Theodore (Tim) Godlee was born, on 27th October 1906, in College Park, SA.  He was the son of Theodore Godlee, an accountant and alderman on the St Peter’s Council, and Charlotte Louisa, nee Hobbs. Godlee’s father died of pneumonia, in 1908, when he was two years old. He was educated at Prince Alfred College and studied medicine at the University of Adelaide, graduating MB BS in 1932.  Godlee undertook his resident year at the Royal Perth Hospital, WA. He married Enid Cynthia Millicent Dunman, a nurse, on 3rd August 1933, in Perth, WA, and they were to have two sons.  She was the elder daughter of Robert Leslie Dunman and Enid Louisa, nee Lovegrove.  After his marriage, Godlee went into general practice in Northampton, a small town north of Geraldton in the mid-west region of WA.

Godlee enlisted on Anzac Day 1941 and was initially posted as a reinforcement to 2/13 FdAmb Sent to the Middle East he was posted as RMO to 2/3rd Machine Gun Battery. He returned to Australia, and by March 1942 he was serving in Java and was captured by the Japanese. As a POW he was placed in Dunlop Force, with the renowned Lieutenant Colonel Weary Dunlop; this force included 900 POWs.  Dunlop Force was sent to Thailand, in January 1943, to the area now known as Hellfire Pass, and the medical officers were dispatched to camps at Hintok Mountain, Hintok river and Konyu. Godlee was sent to Kinsayok, a large camp for about 5000 POWs, in March 1943, and he was forced to perform manual labour on the Thai/Burma railway, as well as his duties as a medical officer. He remained there for about a year and then was sent to Tamuan where he had to select prisoners for the Japan Party. The Japan Party was a propaganda exercise, by the Japanese, consisting of about 2000 POWs sent to Korea under terrible deprivation to encourage the Koreans to remain loyal to Japan and show the weakness of the Allied Forces. Godlee was then sent back up the line to Konkoita, in 1944. He was eventually evacuated with his fellow POWs and, in 1945, Lieutenant Colonel Ted Lyneham, CO of 2/3rd Machine Gun Battery, said: - Captain Godlee had the care of 1,000 Australians in an isolated camp on Java and fought the Japanese with sheer determination…  Godlee was appointed a Member of the Order of the British Empire, in 1947, for meritorious service as a POW.  The citation said: - Captain Godlee saved many lives in a Prison camp in Java despite shortness of drugs and lack of assistance.  Subsequently, from 1943 to the end of hostilities the low rate of mortality in remote jungle camps in Thailand was a supreme tribute to his skill.

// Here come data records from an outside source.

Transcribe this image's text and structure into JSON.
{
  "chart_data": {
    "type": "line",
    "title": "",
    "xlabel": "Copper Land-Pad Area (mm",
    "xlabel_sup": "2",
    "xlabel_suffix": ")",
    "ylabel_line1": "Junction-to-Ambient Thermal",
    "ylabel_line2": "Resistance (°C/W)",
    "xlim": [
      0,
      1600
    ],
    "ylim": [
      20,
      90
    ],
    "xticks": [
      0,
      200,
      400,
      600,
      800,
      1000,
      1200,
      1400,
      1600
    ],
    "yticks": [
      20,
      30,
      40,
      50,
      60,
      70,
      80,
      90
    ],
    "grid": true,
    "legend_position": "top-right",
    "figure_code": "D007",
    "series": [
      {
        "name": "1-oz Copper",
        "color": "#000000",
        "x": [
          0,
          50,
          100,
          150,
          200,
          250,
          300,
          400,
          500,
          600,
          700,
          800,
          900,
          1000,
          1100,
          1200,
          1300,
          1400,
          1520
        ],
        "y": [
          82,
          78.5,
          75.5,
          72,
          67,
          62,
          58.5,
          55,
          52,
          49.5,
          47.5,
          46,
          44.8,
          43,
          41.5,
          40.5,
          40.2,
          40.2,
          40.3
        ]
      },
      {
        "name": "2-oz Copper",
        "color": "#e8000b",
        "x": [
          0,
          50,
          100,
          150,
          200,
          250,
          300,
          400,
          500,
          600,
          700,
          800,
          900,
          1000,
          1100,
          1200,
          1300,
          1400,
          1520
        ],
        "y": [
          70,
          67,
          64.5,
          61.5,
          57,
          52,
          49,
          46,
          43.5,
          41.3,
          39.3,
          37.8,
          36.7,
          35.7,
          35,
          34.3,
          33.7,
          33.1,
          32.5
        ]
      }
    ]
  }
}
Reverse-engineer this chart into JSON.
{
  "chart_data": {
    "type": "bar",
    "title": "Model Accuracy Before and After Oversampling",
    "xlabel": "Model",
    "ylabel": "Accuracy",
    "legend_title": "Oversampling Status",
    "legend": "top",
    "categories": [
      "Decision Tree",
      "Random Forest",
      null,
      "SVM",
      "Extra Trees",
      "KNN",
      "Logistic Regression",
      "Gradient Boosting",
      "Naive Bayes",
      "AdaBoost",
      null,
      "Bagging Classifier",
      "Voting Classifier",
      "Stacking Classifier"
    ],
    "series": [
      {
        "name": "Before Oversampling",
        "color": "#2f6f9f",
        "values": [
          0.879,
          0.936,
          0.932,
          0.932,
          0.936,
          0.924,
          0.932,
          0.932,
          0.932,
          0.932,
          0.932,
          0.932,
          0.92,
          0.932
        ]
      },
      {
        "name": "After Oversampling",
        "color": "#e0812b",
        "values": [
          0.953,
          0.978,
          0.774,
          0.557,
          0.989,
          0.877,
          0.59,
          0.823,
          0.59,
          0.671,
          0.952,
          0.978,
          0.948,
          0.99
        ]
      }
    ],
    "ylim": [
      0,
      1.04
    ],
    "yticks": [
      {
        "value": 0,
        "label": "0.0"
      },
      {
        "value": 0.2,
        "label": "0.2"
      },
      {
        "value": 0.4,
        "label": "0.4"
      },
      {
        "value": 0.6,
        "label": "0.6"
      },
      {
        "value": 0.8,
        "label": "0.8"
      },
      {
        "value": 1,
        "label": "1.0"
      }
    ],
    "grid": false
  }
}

Following the war, Godlee established a general practice in Big Bell, which covered an extensive region in central WA.  He moved to Perth after his wife, Cynthia, became ill and then died in December 1951. Godlee remarried Joan, in 1953, and took up an appointment as a medical officer in the Cocos Islands, where he met Her Majesty the Queen on her maiden visit to Australia.  Godlee returned to Australia and took up several senior medical officer positions in the Repatriation Department in Hobart, Sydney, Brisbane and lastly Adelaide, where he remained for the rest of his life. Godlee suffered several health conditions including cancer and took early retirement.  Theodore Godlee died from cancer on 5th September 1975, and is interred in Centennial Park Cemetery, Pasadena. His second wife and two sons John and Rick survived him.

Source

Blood, Sweat and Fears III: Medical Practitioners South Australia, who Served in World War 2. 

Swain, Jelly, Verco, Summers. Open Books Howden, Adelaide 2019.